Dans leur rubrique « Cité au quotidien » de la semaine écoulée, les universitaires Roger Folikoue et Maryse Quashie parlent du patriotisme africain. « Serait-ce un acte de patriotisme africain que de remplacer la France par d’autres puissances ? », se demandent-ils. Bonne lecture.

Cité au quotidien: Patriotisme africain, une utopie ?

Colin POWELL, ancien Secrétaire d’État américain (2001-2015) est décédé le 18 octobre 2021. La presse insiste sur deux informations le concernant : on rappelle que c’est le premier Afro-Américain à occuper le poste de Chef d’État-major des armées aux États-Unis (1989- 1993) mais on se souvient aussi de son mensonge à l’ONU en 2003 à propos des armes de destruction massive que détiendrait l’Irak, mensonge qui a permis de justifier l’invasion américaine en Irak.

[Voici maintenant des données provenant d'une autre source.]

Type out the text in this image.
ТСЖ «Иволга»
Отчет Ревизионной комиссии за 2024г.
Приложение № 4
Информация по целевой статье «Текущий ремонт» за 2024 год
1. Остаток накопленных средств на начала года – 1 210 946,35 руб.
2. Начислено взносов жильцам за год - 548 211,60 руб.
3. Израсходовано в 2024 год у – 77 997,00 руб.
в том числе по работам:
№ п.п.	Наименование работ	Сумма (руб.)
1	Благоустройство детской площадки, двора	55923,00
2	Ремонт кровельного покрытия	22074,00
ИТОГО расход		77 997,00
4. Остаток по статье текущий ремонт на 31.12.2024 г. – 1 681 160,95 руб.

Le fait de mentionner qu’il soit le premier Afro-Américain si haut placé dans l’armée américaine, comme si c’était extraordinaire dans un pays où il y a des Noirs depuis plusieurs siècles, montre bien que les inégalités raciales persistent aux États-Unis. Mais, pour l’heure, la question importante à se poser est celle-ci : la déclaration de guerre contre l’Irak, pourrait-elle se faire sans l’assentiment de Georges W. BUSH, alors président des États-Unis ? Ce n’est guère possible ! Le clan de la guerre a en fait trouvé dans le mensonge de POWELL l’instrument pour remporter la victoire contre ceux qui étaient défavorables à un conflit armé au Moyen-Orient. Ainsi Colin POWELL a agi avant tout comme un Américain, membre du parti Républicain, défenseur d’une intervention militaire en Irak.

En cela, il a démontré qu’il était un Américain à part entière, soucieux de servir son pays selon sa conscience, de démontrer son patriotisme. C’était une guerre pour des intérêts américains aux conséquences incalculables. Les intérêts ont pris, et comme c’est toujours le cas, le pas sur l’humanité à protéger et à défendre.

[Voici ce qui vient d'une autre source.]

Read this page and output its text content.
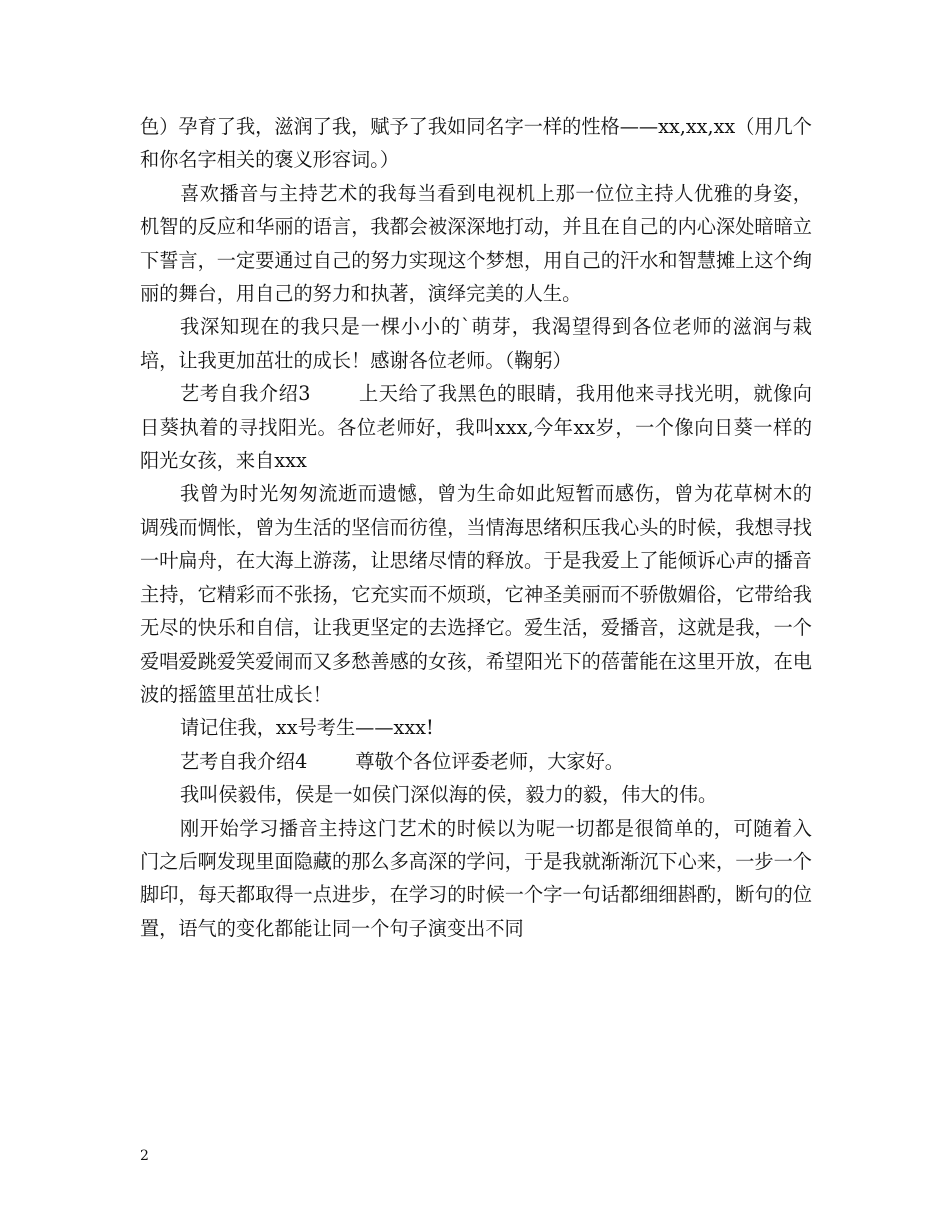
色）孕育了我，滋润了我，赋予了我如同名字一样的性格——xx,xx,xx（用几个和你名字相关的褒义形容词。）

喜欢播音与主持艺术的我每当看到电视机上那一位位主持人优雅的身姿，机智的反应和华丽的语言，我都会被深深地打动，并且在自己的内心深处暗暗立下誓言，一定要通过自己的努力实现这个梦想，用自己的汗水和智慧摊上这个绚丽的舞台，用自己的努力和执著，演绎完美的人生。

我深知现在的我只是一棵小小的`萌芽，我渴望得到各位老师的滋润与栽培，让我更加茁壮的成长！感谢各位老师。（鞠躬）

艺考自我介绍3	上天给了我黑色的眼睛，我用他来寻找光明，就像向日葵执着的寻找阳光。各位老师好，我叫xxx,今年xx岁，一个像向日葵一样的阳光女孩，来自xxx

我曾为时光匆匆流逝而遗憾，曾为生命如此短暂而感伤，曾为花草树木的调残而惆怅，曾为生活的坚信而彷徨，当情海思绪积压我心头的时候，我想寻找一叶扁舟，在大海上游荡，让思绪尽情的释放。于是我爱上了能倾诉心声的播音主持，它精彩而不张扬，它充实而不烦琐，它神圣美丽而不骄傲媚俗，它带给我无尽的快乐和自信，让我更坚定的去选择它。爱生活，爱播音，这就是我，一个爱唱爱跳爱笑爱闹而又多愁善感的女孩，希望阳光下的蓓蕾能在这里开放，在电波的摇篮里茁壮成长！

请记住我，xx号考生——xxx!

艺考自我介绍4	尊敬个各位评委老师，大家好。

我叫侯毅伟，侯是一如侯门深似海的侯，毅力的毅，伟大的伟。

刚开始学习播音主持这门艺术的时候以为呢一切都是很简单的，可随着入门之后啊发现里面隐藏的那么多高深的学问，于是我就渐渐沉下心来，一步一个脚印，每天都取得一点进步，在学习的时候一个字一句话都细细斟酌，断句的位置，语气的变化都能让同一个句子演变出不同

2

La veille du décès de POWELL, le 17 octobre 2021, en Côte d’Ivoire, Laurent GBAGBO, lançait son nouveau parti, le Parti des Peuples Africains-Côte d’Ivoire. Avec ce parti Laurent GBAGBO, ne cache pas ses options d’une part pour le pouvoir et d’autre part, pour le panafricanisme, ce que dit bien le logo du PPA-CI qui présente deux mains entrelacées dans une carte d’Afrique. Comment pense-t-il ce panafricanisme, que propose-t-il dans ce sens ? Ces interrogations se justifient car on peut se poser des questions sur ce que pourrait être le panafricanisme aujourd’hui, au-delà de la vision originaire de N’KRUMAH avec les États Unis d’Afrique ?

Il y a 10 ans, le 20 octobre 2011, Mouammar KADHAFI, était exécuté. Quels que soient les reproches adressés à KADHAFI, le type de gouvernance plutôt musclée qu’il exerçait sur ses compatriotes, il a toujours des partisans à l’intérieur de la Lybie, toujours en pleine déstabilisation depuis 2011. Mais surtout, et c’est ce qui nous intéresse ici, la figure de KADHAFI, continue à fasciner nombre d’Africains, surtout pour son « amour » de l’Afrique, lui qui, dit-on, aurait voulu créer une monnaie africaine.

En fait personne ne peut aujourd’hui douter de l’urgence pour l’Afrique de ne plus être le continent constitué par une juxtaposition de petits Etats créés pour les besoins des anciens colons. Mais dans quel sens le changement se fera-t-il prioritairement ? Dans une perspective économique, culturelle ou politique ?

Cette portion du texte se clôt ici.